Beware of Inconsistency in Training and Hidden Fears

  • Beware of Inconsistency in Training and Hidden Fears

    Posted by Zvonimir on April 3, 2021 at 8:11 PM

    A reminder about the importance of consistency in training through a small personal experience/mishap. This is inevitable to happen within any family, so please read through if you have time.

    When I lived with parents I had several dogs at the same time, but unfortunately, my own family, wife and son, hadn’t. When we moved into our new house, where we could introduce a dog too, to my family it was a new experience. (Although it wasn’t for me.)

    The puppy quickly followed me and in a matter of several attempts, through play and fun, the puppy was answering to ‘sit’ and ‘high five’ whenever I asked – and without treats. That is how I work. It was cute seeing a small, cuddly, furry ball answering high five and doing the basics of obedience.

    However, my wife had a slight fear of dogs which she wanted to overcome. As a child, she was bitten by a nearly blind, old shepherd dog; it was no serious would, but her emotional scar was deeper than the scar in her skin. To prevent the puppy from nipping (which she feared and exaggerated in her mind as it were mature dog bites), she opted for giving him treats — although we agreed we won’t do that. Without my knowledge, she proceeded to do it even for the simplest things during the play, like ‘sit’ and ‘high five’. And although the puppy (previously) happily responded each time without any treat. The result of her fear was that the puppy, in just a matter of days, refused to either sit, or offer a high five, or do anything when I asked without a bribe (without a treat). I saw something was wrong, then I asked …

    Not only that, but the side-effect of her fear, and change in the agreement, was that the puppy began looking at her hand constantly, then nipping both her hands and her pockets far worse than before. The puppy figured out where the treats are (or could be hidden)!

    A slight departure from the established routine and the problems not only started, but immediately ESCALATED. Now, 5 weeks later, I still have the issue with those two simple commands (although sit is becoming better and biting is under control). The inconsistency and introduction of unnecessary methods — out of your own fear — will surely spoil your dog. If it goes on for a long while, you will have a messy dog, that receives different treatments from different members of the family and the dog will ignore — all of you.

    It prompted me to immediately find a fix and stop it from escalating. I introduced a third party – a professional dog trainer and behaviouralist, a man in business for several decades. What he says, goes, and everybody in the house then follows. (Although he uses similar methods I know, which I learned in tactical training in my youth), the real purpose of this was that inexperienced family members must be mentally trained, so to speak, not allowed to make their own rules but emulate exactly what they *paid for* (rather than what they got for free from me).

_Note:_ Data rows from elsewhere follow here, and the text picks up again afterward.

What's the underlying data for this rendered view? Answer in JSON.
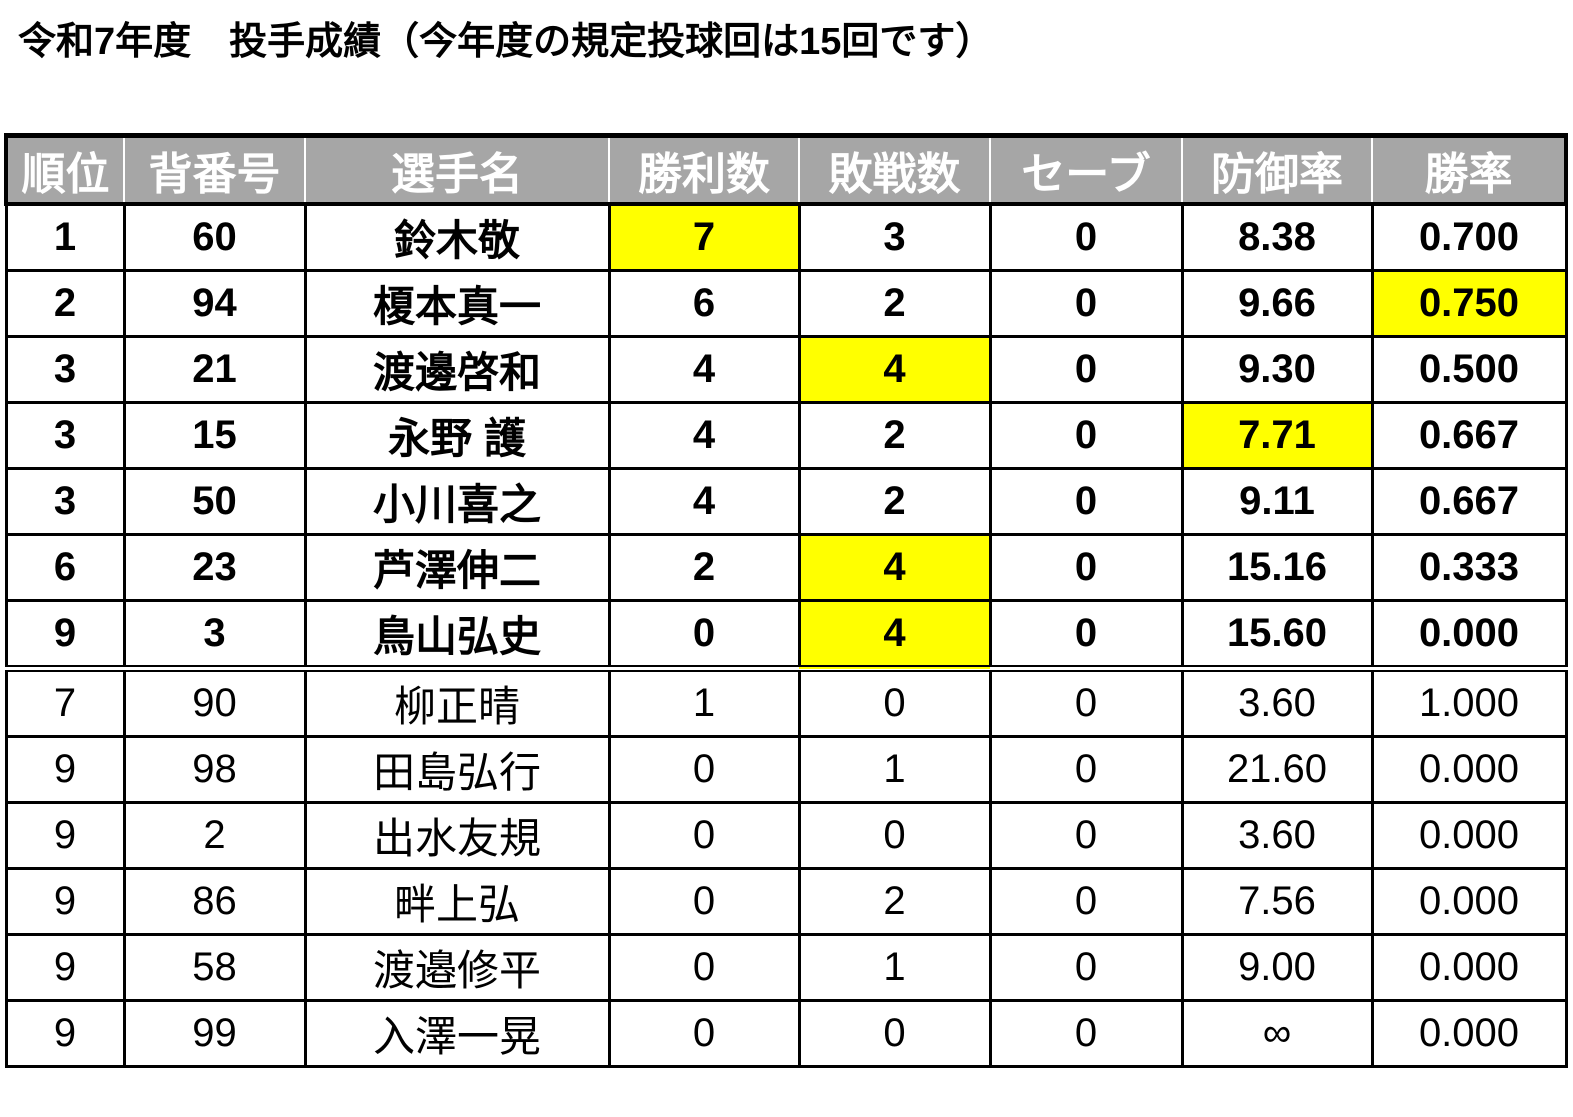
{
  "title": "令和7年度　投手成績（今年度の規定投球回は15回です）",
  "highlight_color": "#ffff00",
  "header_color": "#a6a6a6",
  "columns": [
    "順位",
    "背番号",
    "選手名",
    "勝利数",
    "敗戦数",
    "セーブ",
    "防御率",
    "勝率"
  ],
  "rows": [
    {
      "rank": "1",
      "number": "60",
      "name": "鈴木敬",
      "wins": "7",
      "losses": "3",
      "saves": "0",
      "era": "8.38",
      "pct": "0.700",
      "qualified": true,
      "highlight": [
        "wins"
      ]
    },
    {
      "rank": "2",
      "number": "94",
      "name": "榎本真一",
      "wins": "6",
      "losses": "2",
      "saves": "0",
      "era": "9.66",
      "pct": "0.750",
      "qualified": true,
      "highlight": [
        "pct"
      ]
    },
    {
      "rank": "3",
      "number": "21",
      "name": "渡邊啓和",
      "wins": "4",
      "losses": "4",
      "saves": "0",
      "era": "9.30",
      "pct": "0.500",
      "qualified": true,
      "highlight": [
        "losses"
      ]
    },
    {
      "rank": "3",
      "number": "15",
      "name": "永野 護",
      "wins": "4",
      "losses": "2",
      "saves": "0",
      "era": "7.71",
      "pct": "0.667",
      "qualified": true,
      "highlight": [
        "era"
      ]
    },
    {
      "rank": "3",
      "number": "50",
      "name": "小川喜之",
      "wins": "4",
      "losses": "2",
      "saves": "0",
      "era": "9.11",
      "pct": "0.667",
      "qualified": true,
      "highlight": []
    },
    {
      "rank": "6",
      "number": "23",
      "name": "芦澤伸二",
      "wins": "2",
      "losses": "4",
      "saves": "0",
      "era": "15.16",
      "pct": "0.333",
      "qualified": true,
      "highlight": [
        "losses"
      ]
    },
    {
      "rank": "9",
      "number": "3",
      "name": "鳥山弘史",
      "wins": "0",
      "losses": "4",
      "saves": "0",
      "era": "15.60",
      "pct": "0.000",
      "qualified": true,
      "highlight": [
        "losses"
      ]
    },
    {
      "rank": "7",
      "number": "90",
      "name": "柳正晴",
      "wins": "1",
      "losses": "0",
      "saves": "0",
      "era": "3.60",
      "pct": "1.000",
      "qualified": false,
      "highlight": []
    },
    {
      "rank": "9",
      "number": "98",
      "name": "田島弘行",
      "wins": "0",
      "losses": "1",
      "saves": "0",
      "era": "21.60",
      "pct": "0.000",
      "qualified": false,
      "highlight": []
    },
    {
      "rank": "9",
      "number": "2",
      "name": "出水友規",
      "wins": "0",
      "losses": "0",
      "saves": "0",
      "era": "3.60",
      "pct": "0.000",
      "qualified": false,
      "highlight": []
    },
    {
      "rank": "9",
      "number": "86",
      "name": "畔上弘",
      "wins": "0",
      "losses": "2",
      "saves": "0",
      "era": "7.56",
      "pct": "0.000",
      "qualified": false,
      "highlight": []
    },
    {
      "rank": "9",
      "number": "58",
      "name": "渡邉修平",
      "wins": "0",
      "losses": "1",
      "saves": "0",
      "era": "9.00",
      "pct": "0.000",
      "qualified": false,
      "highlight": []
    },
    {
      "rank": "9",
      "number": "99",
      "name": "入澤一晃",
      "wins": "0",
      "losses": "0",
      "saves": "0",
      "era": "∞",
      "pct": "0.000",
      "qualified": false,
      "highlight": []
    }
  ]
}
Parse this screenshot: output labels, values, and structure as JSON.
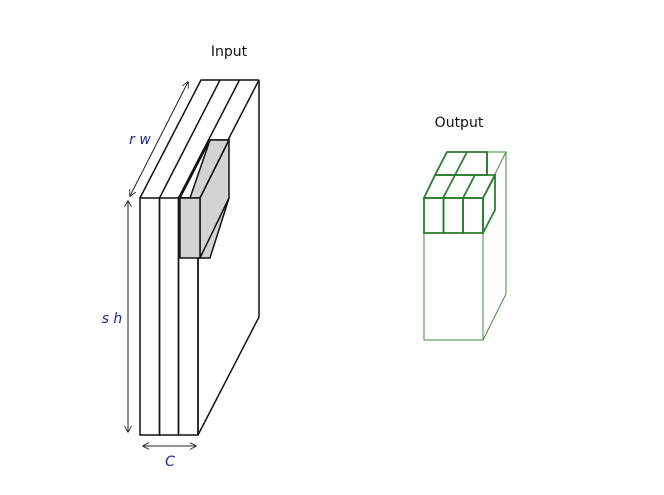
{
  "labels": {
    "input": "Input",
    "output": "Output",
    "width_dim": "r w",
    "height_dim": "s h",
    "channel_dim": "C"
  },
  "colors": {
    "annotation": "#1a2a8c",
    "output_block": "#2e7d32",
    "window": "#d3d3d3"
  }
}
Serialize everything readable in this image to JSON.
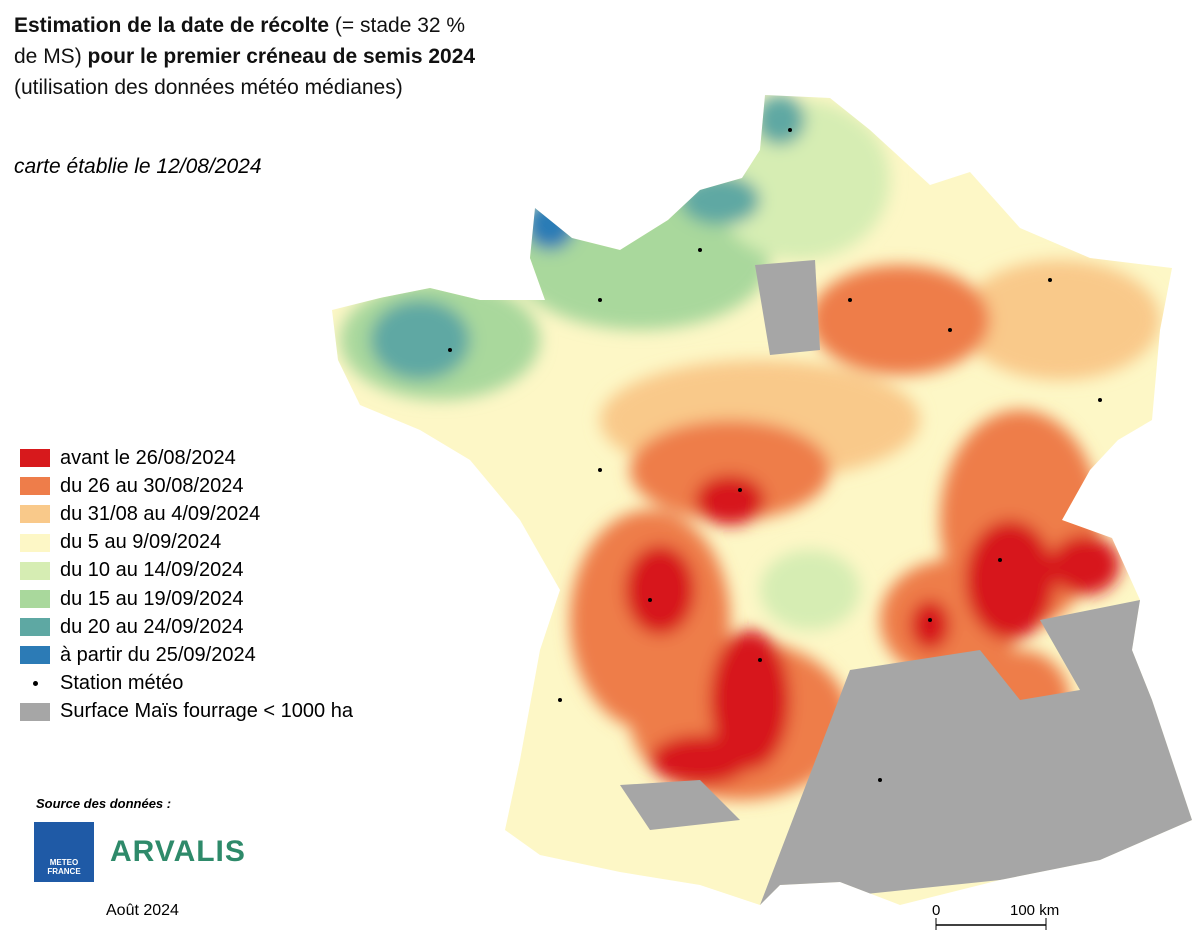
{
  "header": {
    "title": [
      {
        "text": "Estimation de la date de récolte",
        "bold": true
      },
      {
        "text": " (= stade 32 %",
        "bold": false
      },
      {
        "text": "de MS) ",
        "bold": false
      },
      {
        "text": "pour le premier créneau de semis 2024",
        "bold": true
      }
    ],
    "subtitle": "(utilisation des données météo médianes)",
    "note": "carte établie le 12/08/2024"
  },
  "legend": [
    {
      "label": "avant le 26/08/2024",
      "color": "#d7191c",
      "symbol": "square"
    },
    {
      "label": "du 26 au 30/08/2024",
      "color": "#ee7d4a",
      "symbol": "square"
    },
    {
      "label": "du 31/08 au 4/09/2024",
      "color": "#f9c98a",
      "symbol": "square"
    },
    {
      "label": "du 5 au 9/09/2024",
      "color": "#fdf7c6",
      "symbol": "square"
    },
    {
      "label": "du 10 au 14/09/2024",
      "color": "#d6edb3",
      "symbol": "square"
    },
    {
      "label": "du 15 au 19/09/2024",
      "color": "#a9d89c",
      "symbol": "square"
    },
    {
      "label": "du 20 au 24/09/2024",
      "color": "#5ea8a3",
      "symbol": "square"
    },
    {
      "label": "à partir du 25/09/2024",
      "color": "#2c7bb6",
      "symbol": "square"
    },
    {
      "label": "Station météo",
      "color": "#000000",
      "symbol": "dot"
    },
    {
      "label": "Surface Maïs fourrage < 1000 ha",
      "color": "#a6a6a6",
      "symbol": "square"
    }
  ],
  "footer": {
    "source": "Source des données :",
    "logo1": [
      "METEO",
      "FRANCE"
    ],
    "logo2": "ARVALIS",
    "date": "Août 2024"
  },
  "scale": {
    "start": "0",
    "end": "100 km"
  }
}
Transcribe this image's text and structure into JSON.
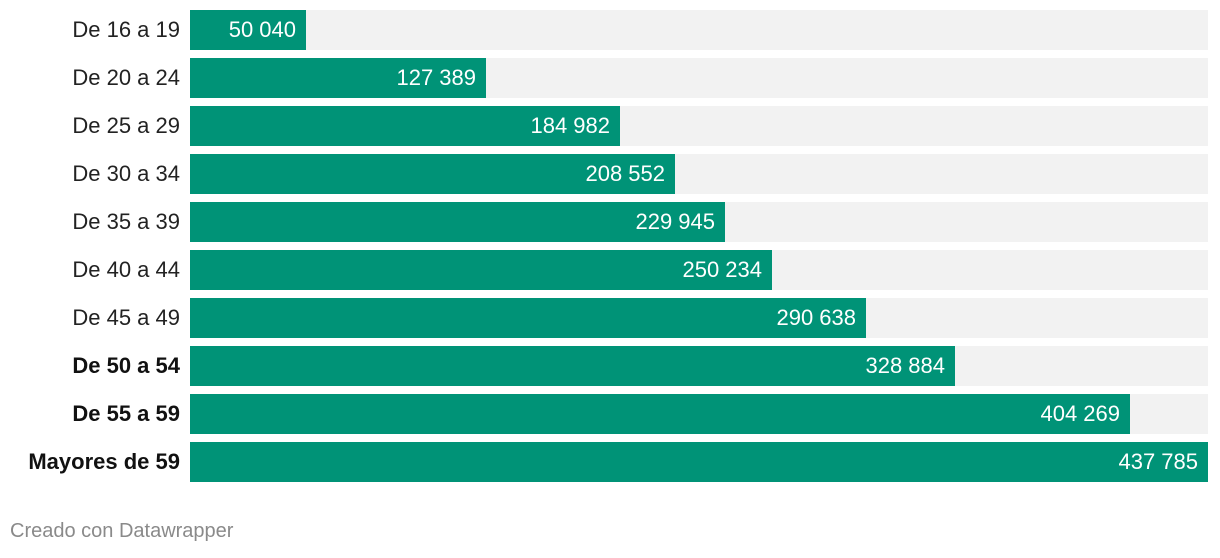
{
  "chart_data": {
    "type": "bar",
    "orientation": "horizontal",
    "categories": [
      "De 16 a 19",
      "De 20 a 24",
      "De 25 a 29",
      "De 30 a 34",
      "De 35 a 39",
      "De 40 a 44",
      "De 45 a 49",
      "De 50 a 54",
      "De 55 a 59",
      "Mayores de 59"
    ],
    "bold_categories": [
      "De 50 a 54",
      "De 55 a 59",
      "Mayores de 59"
    ],
    "values": [
      50040,
      127389,
      184982,
      208552,
      229945,
      250234,
      290638,
      328884,
      404269,
      437785
    ],
    "value_labels": [
      "50 040",
      "127 389",
      "184 982",
      "208 552",
      "229 945",
      "250 234",
      "290 638",
      "328 884",
      "404 269",
      "437 785"
    ],
    "xlim": [
      0,
      437785
    ],
    "grid": false,
    "legend": "none"
  },
  "colors": {
    "bar": "#009377",
    "track": "#f2f2f2"
  },
  "footer": {
    "credit": "Creado con Datawrapper"
  }
}
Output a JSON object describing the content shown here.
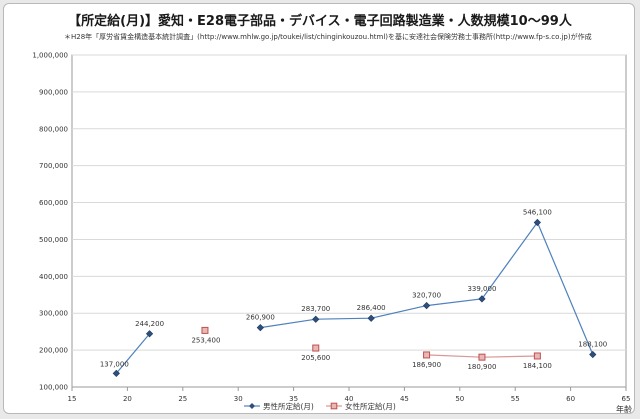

    When you get a dog, and if you want to have a good dog, you also open up a bag of history’s artefacts, and face unknown facets of human frailty, which you must deal with:

    1. Overcoming childhood fears,

    2. Overcoming unwarranted projection of those fears,

    3. Compromising the training routine,

    4. Required mental training of the family,

    5. Introducing a third party to set definite rules etc.

    But you must fix the problem, otherwise, it is unfair to the dog, and to your household.